Negli Usa la beatificazione di padre Francis Solanus, il ‘portinaio di Dio’

L’accoglienza fraterna verso gli altri – poveri, emarginati, diversi per razza o religione – è questo il tratto distintivo della personalità di padre Francis Solanus Casey, il frate cappuccino, che beatificato a Detroit, Stati Uniti, secondo Beato tra i religiosi nati negli Usa.

Non un martire, dunque, ma un santo della semplicità e della quotidianità, dedito alla preghiera e al servizio al prossimo, come sottolinea il cardinale Angelo Amato, prefetto della Congregazione per le Cause dei Santi:

“Il Beato Francis Solanus Casey ha raggiunto la santità qui, negli Stati Uniti d’America, salendo ogni giorno i gradini che portano all’incontro con Dio mediante l’amore verso i fratelli bisognosi. Gli altri, soprattutto i poveri, erano visti da lui non come peso o ostacolo per il suo cammino di perfezione. Ma come via alla luce dello splendore divino”.

Sesto di 16 figli in una famiglia di origini irlandesi, grande sportivo e amante del violino, lasciò molto presto gli studi esercitando i mestieri più diversi, dal bracciante al fornaio, dalla guardia carceraria al taglialegna. Poi, la vocazione: voleva diventare sacerdote diocesano, ma la sua scarsa preparazione culturale glielo impedì, così gli fu consigliato di orientarsi verso una congregazione. Erano altri, i suoi talenti, ma i suoi superiori se ne accorsero subito: “Per la gente sarà una specie di Curato d’Ars”, dissero nel giorno della sua ordinazione come prete simplex, cui era impedito di predicare in pubblico e di confessare.

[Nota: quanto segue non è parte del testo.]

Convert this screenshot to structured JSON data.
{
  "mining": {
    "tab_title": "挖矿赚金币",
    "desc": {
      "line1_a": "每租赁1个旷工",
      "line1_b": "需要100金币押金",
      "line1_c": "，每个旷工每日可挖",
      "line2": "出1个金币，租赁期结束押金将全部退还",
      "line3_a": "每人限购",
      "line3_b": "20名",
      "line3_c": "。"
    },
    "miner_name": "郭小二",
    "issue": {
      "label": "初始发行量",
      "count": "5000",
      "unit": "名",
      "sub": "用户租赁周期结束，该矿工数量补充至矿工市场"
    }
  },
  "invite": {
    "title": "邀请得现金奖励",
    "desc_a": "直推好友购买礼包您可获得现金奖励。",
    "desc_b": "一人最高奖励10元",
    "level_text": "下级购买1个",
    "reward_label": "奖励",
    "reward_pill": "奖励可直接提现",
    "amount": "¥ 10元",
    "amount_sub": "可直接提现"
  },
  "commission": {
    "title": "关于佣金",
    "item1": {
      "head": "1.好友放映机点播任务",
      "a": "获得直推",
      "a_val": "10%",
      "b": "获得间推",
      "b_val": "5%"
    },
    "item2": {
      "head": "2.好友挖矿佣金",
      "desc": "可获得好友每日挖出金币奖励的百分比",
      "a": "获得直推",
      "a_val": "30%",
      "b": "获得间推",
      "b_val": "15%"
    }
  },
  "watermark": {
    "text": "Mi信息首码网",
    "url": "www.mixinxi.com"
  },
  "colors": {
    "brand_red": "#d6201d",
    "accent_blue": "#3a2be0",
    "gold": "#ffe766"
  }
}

Da cappuccino prese a modello frate Francisco Solano, il missionario spagnolo in Sudamerica del XVI secolo canonizzato da Benedetto XIII. Per 20 anni e più fu portinaio nel convento di San Bonaventura di Detroit, dove visse di fede e di ascolto. Di giorno molti facevano la fila per un suo consiglio o per la fama che avevano le sue preghiere di essere munifiche di grazie, tanto che quando lo chiamavano mentre era a pranzo, ugualmente accorreva: “Il cibo non è così importante come aiutare gli altri”, diceva. La notte, invece, la trascorreva spesso in adorazione del Santissimo Sacramento. Così il cardinale Amato ricorda una particolare opera di carità del nuovo Beato:

“Durante la grande depressione del 1929, per venire incontro ai molti che pativano la fame, creò, con l’aiuto di benefattori, la cucina per la distribuzione gratuita della minestra ai poveri. Per sostenere la sua cucina della caritàandava in giro a persuadere agricoltori e compagnie a donare il cibo secondo questa intenzione”.






Poi la sua salute si deteriorò e nel 1957 lo uccise una grave infezione della pelle, che i medici non erano riusciti a curare. Assistito dalla sorella, padre Solanus se ne andò con il sorriso e con scritto sulla porta della sua stanza d’ospedale quello che la sua voce non riusciva più a dire: “Io do l’anima mia a Gesù Cristo”. Un messaggio, quello dell’intera sua vita, che ancora ha molto da insegnare all’uomo di oggi, come conclude il porporato:

“Innalzando il cappuccino americano agli onori degli altari, Papa Francesco lo addita a tutta la Chiesa, come discepolo fedele di Cristo, buon pastore. Oggi la Chiesa e la società hanno bisogno dell’esempio e dell’opera di padre Solanus”.